A large part comes from mounts. Being able to use FSKit/FUSE to make a change to a repo rather than doing a partial/full clone. A smaller part comes from having optimized context (json output) that agents are able to parse better with less tokens.

vova_hn2 1 day ago||
I cannot imagine git being a performance bottleneck in agentic workflow.

> You can work on many tasks in parallel without needing to download everything or fight worktrees.

What does "download everything" even mean? Why would you "fight worktrees"?

zdgeier 1 day ago||
"download everything" means that you don't have to do a full or partial clone of the repo to make a change. You can imagine agents running in the cloud need to spin up and access the repo for every task, this can be slow for large repos (also small repos with large files). Also locally, worktrees can be a pain to manage with conflicts, confusing branching, and you can't check out the same branch multiple times. But I do agree that we're probably still pretty early on in the agentic adoption that many users using agents in git-like ways will not see much performance improvement.
ilc 1 day ago||
I could, I hit it in some situations. But I'm running some fair size repos where I do multi-worktree work.

That said, it hasn't been enough of an issue for me to want to fix.

stealthy_ 12 hours ago||
is it like re-gent.dev ? would love to understand the difference
hanneshdc 1 day ago||
I actually like this.

I thought I wouldn’t because it’s just another git - but git worktrees are a PITA.

Can I suggest though to focus the readme on the lighting fast checkout for multi agent loads? That seems to be the big selling point and is the real win over git.

I think other commenters here are missing the point - it’s not “for agents” in that the API is somehow agent friendly.
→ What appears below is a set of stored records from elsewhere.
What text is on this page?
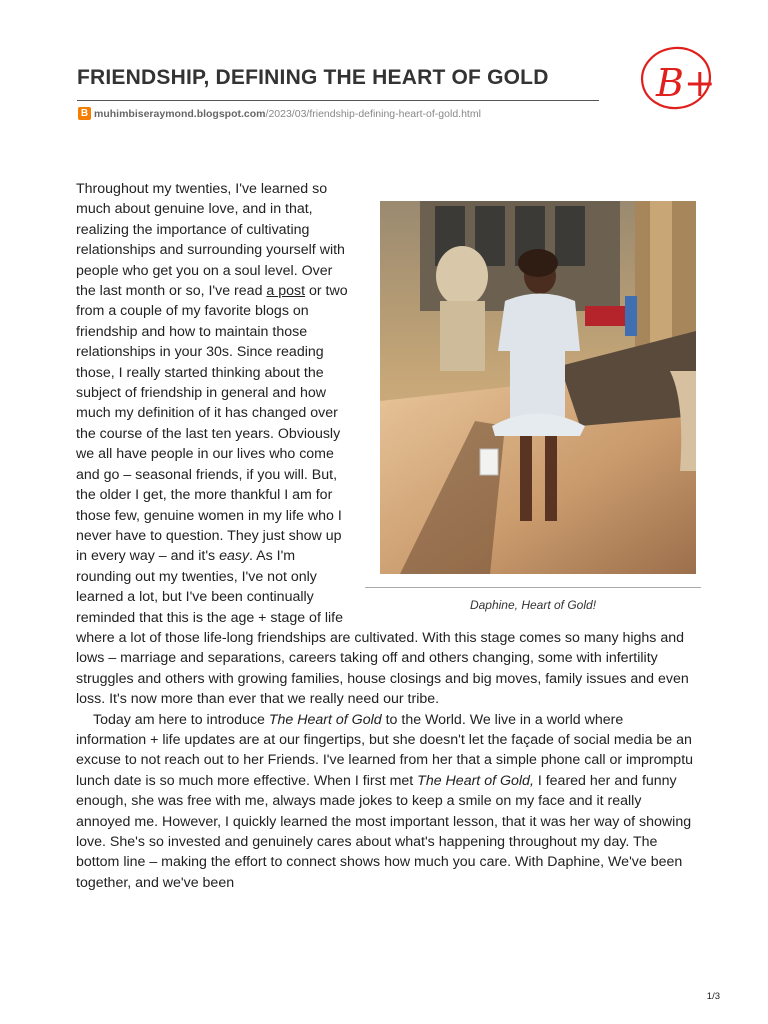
FRIENDSHIP, DEFINING THE HEART OF GOLD	B+
B muhimbiseraymond.blogspot.com /2023/03/friendship-defining-heart-of-gold.html
Daphine, Heart of Gold!

Throughout my twenties, I've learned so much about genuine love, and in that, realizing the importance of cultivating relationships and surrounding yourself with people who get you on a soul level. Over the last month or so, I've read a post or two from a couple of my favorite blogs on friendship and how to maintain those relationships in your 30s. Since reading those, I really started thinking about the subject of friendship in general and how much my definition of it has changed over the course of the last ten years. Obviously we all have people in our lives who come and go – seasonal friends, if you will. But, the older I get, the more thankful I am for those few, genuine women in my life who I never have to question. They just show up in every way – and it's easy. As I'm rounding out my twenties, I've not only learned a lot, but I've been continually reminded that this is the age + stage of life where a lot of those life-long friendships are cultivated. With this stage comes so many highs and lows – marriage and separations, careers taking off and others changing, some with infertility struggles and others with growing families, house closings and big moves, family issues and even loss. It's now more than ever that we really need our tribe.

Today am here to introduce The Heart of Gold to the World. We live in a world where information + life updates are at our fingertips, but she doesn't let the façade of social media be an excuse to not reach out to her Friends. I've learned from her that a simple phone call or impromptu lunch date is so much more effective. When I first met The Heart of Gold, I feared her and funny enough, she was free with me, always made jokes to keep a smile on my face and it really annoyed me. However, I quickly learned the most important lesson, that it was her way of showing love. She's so invested and genuinely cares about what's happening throughout my day. The bottom line – making the effort to connect shows how much you care. With Daphine, We've been together, and we've been

1/3
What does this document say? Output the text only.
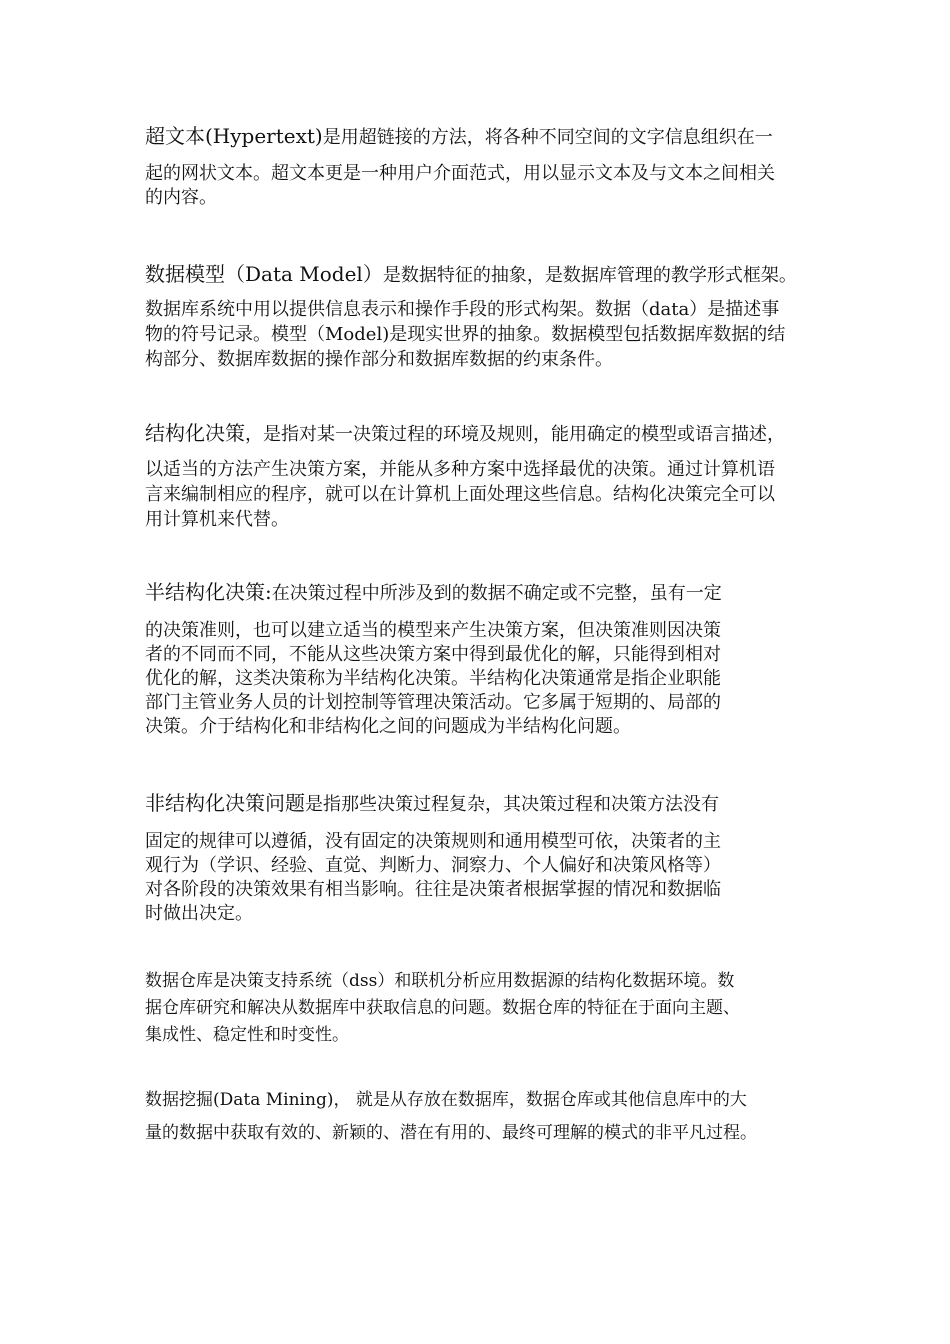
超文本(Hypertext)是用超链接的方法，将各种不同空间的文字信息组织在一
起的网状文本。超文本更是一种用户介面范式，用以显示文本及与文本之间相关
的内容。
数据模型（Data Model）是数据特征的抽象，是数据库管理的教学形式框架。
数据库系统中用以提供信息表示和操作手段的形式构架。数据（data）是描述事
物的符号记录。模型（Model)是现实世界的抽象。数据模型包括数据库数据的结
构部分、数据库数据的操作部分和数据库数据的约束条件。
结构化决策，是指对某一决策过程的环境及规则，能用确定的模型或语言描述，
以适当的方法产生决策方案，并能从多种方案中选择最优的决策。通过计算机语
言来编制相应的程序，就可以在计算机上面处理这些信息。结构化决策完全可以
用计算机来代替。
半结构化决策:在决策过程中所涉及到的数据不确定或不完整，虽有一定
的决策准则，也可以建立适当的模型来产生决策方案，但决策准则因决策
者的不同而不同，不能从这些决策方案中得到最优化的解，只能得到相对
优化的解，这类决策称为半结构化决策。半结构化决策通常是指企业职能
部门主管业务人员的计划控制等管理决策活动。它多属于短期的、局部的
决策。介于结构化和非结构化之间的问题成为半结构化问题。
非结构化决策问题是指那些决策过程复杂，其决策过程和决策方法没有
固定的规律可以遵循，没有固定的决策规则和通用模型可依，决策者的主
观行为（学识、经验、直觉、判断力、洞察力、个人偏好和决策风格等）
对各阶段的决策效果有相当影响。往往是决策者根据掌握的情况和数据临
时做出决定。
数据仓库是决策支持系统（dss）和联机分析应用数据源的结构化数据环境。数
据仓库研究和解决从数据库中获取信息的问题。数据仓库的特征在于面向主题、
集成性、稳定性和时变性。
数据挖掘(Data Mining)， 就是从存放在数据库，数据仓库或其他信息库中的大
量的数据中获取有效的、新颖的、潜在有用的、最终可理解的模式的非平凡过程。
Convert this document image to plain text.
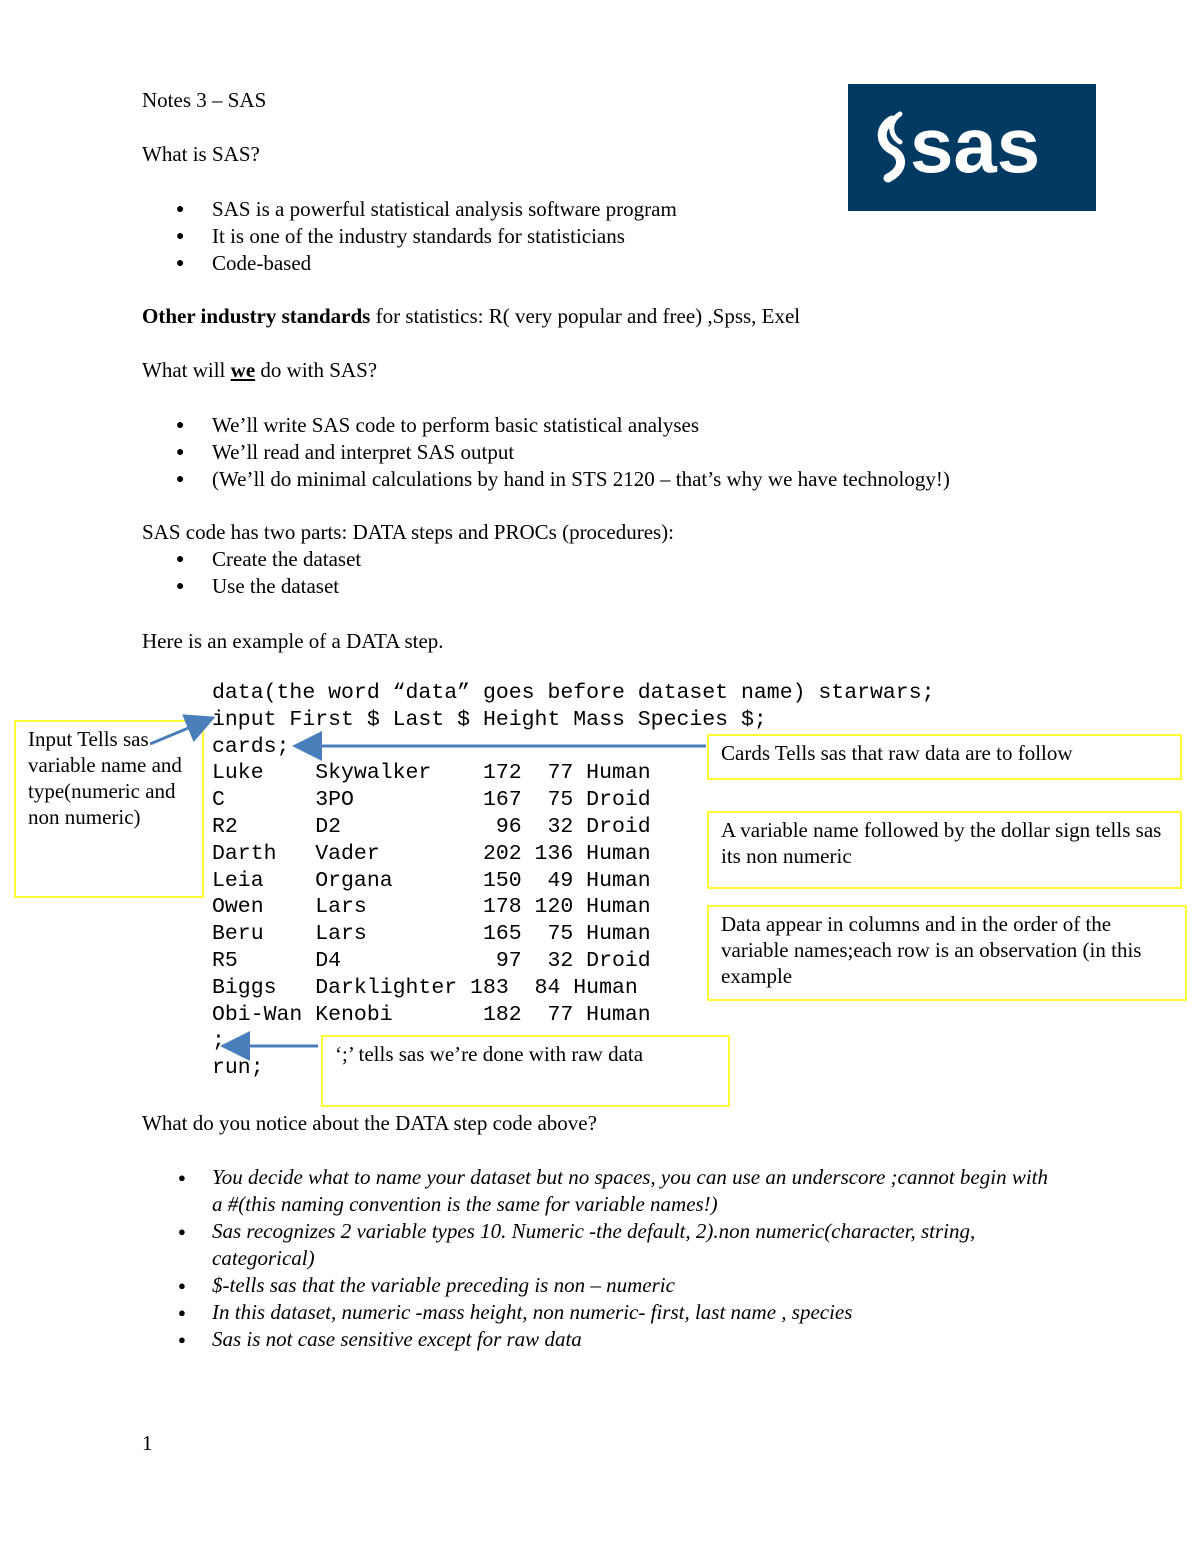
Notes 3 – SAS
What is SAS?	sas
● SAS is a powerful statistical analysis software program
● It is one of the industry standards for statisticians
● Code-based
Other industry standards for statistics: R( very popular and free) ,Spss, Exel
What will we do with SAS?
● We’ll write SAS code to perform basic statistical analyses
● We’ll read and interpret SAS output
● (We’ll do minimal calculations by hand in STS 2120 – that’s why we have technology!)
SAS code has two parts: DATA steps and PROCs (procedures):
● Create the dataset
● Use the dataset
Here is an example of a DATA step.
data(the word “data” goes before dataset name) starwars;
input First $ Last $ Height Mass Species $;
cards;
Luke    Skywalker    172  77 Human
C       3PO          167  75 Droid
R2      D2            96  32 Droid
Darth   Vader        202 136 Human
Leia    Organa       150  49 Human
Owen    Lars         178 120 Human
Beru    Lars         165  75 Human
R5      D4            97  32 Droid
Biggs   Darklighter 183  84 Human
Obi-Wan Kenobi       182  77 Human
;
run;
Input Tells sas variable name and type(numeric and non numeric)
Cards Tells sas that raw data are to follow
A variable name followed by the dollar sign tells sas its non numeric
Data appear in columns and in the order of the variable names;each row is an observation (in this example
‘;’ tells sas we’re done with raw data
What do you notice about the DATA step code above?
● You decide what to name your dataset but no spaces, you can use an underscore ;cannot begin with a #(this naming convention is the same for variable names!)
● Sas recognizes 2 variable types 10. Numeric -the default, 2).non numeric(character, string, categorical)
● $-tells sas that the variable preceding is non – numeric
● In this dataset, numeric -mass height, non numeric- first, last name , species
● Sas is not case sensitive except for raw data
1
Of course git being omnipresent in the training data gives it a one-up. It’s “for agents” in that it aligns with a multi-checkout workflow better than git does.

zdgeier 1 day ago|
Great point, the readme for this repo is not great right now and we have a bunch to improve on that people have pointed out. Thanks!
blurbleblurble 1 day ago||
For concurrency reasons Pijul is an excellent git replacement for agents in my experience.
robby1110 1 day ago|
Certainly an interesting project although I am wondering what makes the benefits mentioned agent specific? You have mentioned performance improvements which is great but in that case would it not just be a better vc than git in general? what perks only work with agents that wouldn't work with individuals?
zdgeier 1 day ago|
Thank you! The bet we're making is that agents will need to work on tasks much faster and with more parallelism than humans do with Git right now so these performance metrics will matter more. Git is awesome for human work so I'm not sure these metrics really matter than much to people. But also for agents, worktrees are not the best (can't work on the same branch in multiple places) and also the speed at which branches/PRs are created, need to be merged, etc. will need to be way faster and simpler since keeping up-to-date with how fast things are being modified is really important.